If the agreed non-compete clause and the sanction for its violation is not adequate to the scope of the cooperation, it may be limited or even invalidated in court proceedings.

Decision: termination of the sublease

The decision announced under file no. 26 Cdo 1002/2023 of 13 March 2024 sparked an interesting debate concerning the grounds for termination of a sublease of an apartment. In that decision, the Supreme Court concluded that the parties to a sublease agreement may agree on any grounds for termination of the agreement, irrespective of the legislation. This means that the subtenant does not enjoy the same level of protection as the tenant, for whom the law provides precise grounds for termination.

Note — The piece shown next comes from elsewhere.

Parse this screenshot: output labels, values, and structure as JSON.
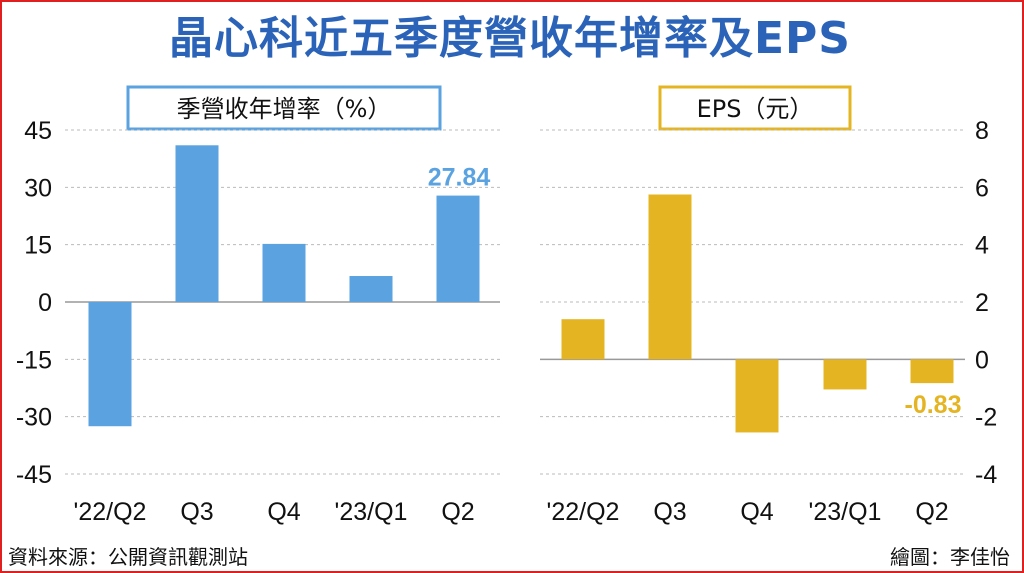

This interpretation of subletting is of fundamental importance for real estate practice, especially in cases where owners entrust the management of their apartments to professional management companies, which sublet the apartments. The above conclusion of the Supreme Court, however, raises criticism among experts, as it allows the circumvention of the statutory protection of tenants by creating "formal" lease relationships with the aim of subletting apartments and thus limiting the protection of their users.

Supreme Court, 26 Cdo 1002/2023-98, 13 March 2024: The Civil Code's regulation of subletting is rather sketchy, and does not contain any regulation of the grounds for termination of a sublease agreement. There is therefore no doubt that, if the general regulation in the Civil Code does not contain such a regulation, it is necessary to proceed from the basic regulation of private law that what is not prohibited is permitted. (...) The parties to a sublease agreement may therefore agree on any grounds for termination regardless of the regulation; the previous legislation allowed this as well.